The following example shows what the subdomain bucket looks like in the Google Cloud Platform Console.

Bucket website subdomain example.
Example of a bucket configured for a website subdomain.

Setting cache parameters

You can control how or if your website assets are cached by configuring the Cache-Control metadata. Generally, only set cache control metadata for objects that are accessible to all anonymous users, which is a requirement for any object served from a Cloud Storage bucket as part of a static website.

Google Cloud Storage applies a cache control setting of 3600 seconds to objects that are accessible to all anonymous users, unless you specify explicit cache control settings. See Viewing and Editing Metadata for instructions for setting object metadata, such as Cache-Control.

API behavior

Website configurations are only used to interpret requests directed to CNAME aliases of c.storage.googleapis.com. (that is, requests where the hostname is a custom domain). For example, only requests to www.example.com show the index page.

Thus, API behavior for requests to Cloud Storage domains, such as storage.googleapis.com/www.example.com, is preserved. For example, you can continue to list objects in the www.example.com bucket as you would for any other bucket. In the case of the www.example.com bucket, the object listing you receive includes 404.html and index.html.

Hosting static assets for a dynamic website

You can use Google Cloud Storage to host static assets for a dynamic website that is hosted, for example, in Google App Engine or in Google Compute Engine. Some benefits of hosting your static assets, like images or Javascript files, in a bucket include:

  • Cloud Storage behaves essentially like a Content Delivery Network (CDN) with no work on your part because publicly readable objects are, by default, cached in the Cloud Storage network.

  • Bandwidth charges for accessing content typically cost less with Google Cloud Storage.

  • The load on your web servers is lessened when serving the static content from Cloud Storage.

You can also control caching, such as disabling caching or setting cache lifetime, for your publicly readable static assets by using cache control request headers. For more information, see Setting cache parameters.

When hosting static assets for a dynamic website, you do not need to create a CNAME record and point to a bucket with the same name as you do for a static website. For example, you could have a bucket named www_example_com_assets with appropriate assets configured as shared publicly and then access those assets using the Cloud Storage domain. For example, suppose you have the JavaScript file library.js in the bucket www_example_com_assets that is shared publicly, then you can access it as http://storage.googleapis.com/www_example_com_assets/library.js.

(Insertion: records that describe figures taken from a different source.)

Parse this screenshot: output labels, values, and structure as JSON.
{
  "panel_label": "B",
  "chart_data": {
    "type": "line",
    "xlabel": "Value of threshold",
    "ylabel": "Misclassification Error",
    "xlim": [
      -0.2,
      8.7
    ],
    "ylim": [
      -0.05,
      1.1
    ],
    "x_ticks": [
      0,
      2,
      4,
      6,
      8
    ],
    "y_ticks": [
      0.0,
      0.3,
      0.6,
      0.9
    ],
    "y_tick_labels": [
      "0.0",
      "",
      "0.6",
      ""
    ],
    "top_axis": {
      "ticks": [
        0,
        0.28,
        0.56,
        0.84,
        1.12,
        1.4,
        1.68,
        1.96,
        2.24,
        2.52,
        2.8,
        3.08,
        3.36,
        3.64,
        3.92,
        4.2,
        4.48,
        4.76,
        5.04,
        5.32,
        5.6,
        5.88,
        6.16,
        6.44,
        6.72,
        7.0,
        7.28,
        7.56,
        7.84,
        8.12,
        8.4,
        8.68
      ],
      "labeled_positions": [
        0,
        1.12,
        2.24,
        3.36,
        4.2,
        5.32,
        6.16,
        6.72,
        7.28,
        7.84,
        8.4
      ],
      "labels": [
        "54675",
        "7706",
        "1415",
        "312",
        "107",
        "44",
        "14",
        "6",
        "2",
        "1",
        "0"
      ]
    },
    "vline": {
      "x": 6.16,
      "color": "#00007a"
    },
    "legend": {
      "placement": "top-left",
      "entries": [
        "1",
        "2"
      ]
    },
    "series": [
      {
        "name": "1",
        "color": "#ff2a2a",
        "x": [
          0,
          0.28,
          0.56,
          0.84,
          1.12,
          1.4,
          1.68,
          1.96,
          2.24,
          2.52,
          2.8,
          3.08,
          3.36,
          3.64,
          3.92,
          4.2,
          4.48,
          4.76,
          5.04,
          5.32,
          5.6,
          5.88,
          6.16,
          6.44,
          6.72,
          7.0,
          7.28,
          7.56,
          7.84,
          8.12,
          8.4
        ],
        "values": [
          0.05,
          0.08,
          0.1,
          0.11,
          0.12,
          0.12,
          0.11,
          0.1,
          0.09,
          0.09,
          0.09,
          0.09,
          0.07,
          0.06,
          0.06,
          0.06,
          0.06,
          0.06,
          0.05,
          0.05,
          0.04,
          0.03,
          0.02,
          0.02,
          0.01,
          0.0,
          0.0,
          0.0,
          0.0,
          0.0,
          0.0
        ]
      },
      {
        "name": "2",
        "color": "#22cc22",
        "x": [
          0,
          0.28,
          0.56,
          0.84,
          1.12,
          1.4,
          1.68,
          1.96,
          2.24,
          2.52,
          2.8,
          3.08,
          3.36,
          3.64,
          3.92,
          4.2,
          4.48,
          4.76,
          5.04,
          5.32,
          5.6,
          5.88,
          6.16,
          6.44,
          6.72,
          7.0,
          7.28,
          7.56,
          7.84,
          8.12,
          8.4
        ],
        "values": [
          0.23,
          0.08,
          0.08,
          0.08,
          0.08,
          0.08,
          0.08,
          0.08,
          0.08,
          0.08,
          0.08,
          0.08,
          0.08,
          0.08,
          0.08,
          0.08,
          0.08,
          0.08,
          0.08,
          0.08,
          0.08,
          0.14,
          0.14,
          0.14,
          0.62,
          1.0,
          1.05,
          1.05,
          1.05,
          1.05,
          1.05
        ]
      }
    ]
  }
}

Bucket serving static assets.
Example of a bucket serving static assets.

Monitor your storage charges

If you are serving assets, either as a bucket configured as a static website, or serving static assets from a bucket for a dynamic website hosted outside of Google Cloud Storage, you should monitor the charges to your project that contains the bucket. Serving content incurs storage costs for hosting the content (per GB per Month), network egress (per GB), and retrieval operations (Class B). See the Google Cloud Storage pricing page for more details.

The simple pricing example on the pricing page can be used as an approximation for the use case of a low-traffic, static website. You can use the Pricing Calculator to generate a cost estimate based on your projected usage.

New Cloud Platform users might be eligible for a free trial.

If you are a current Cloud Platform user, you can get a detailed breakdown of your project costs on the billing page.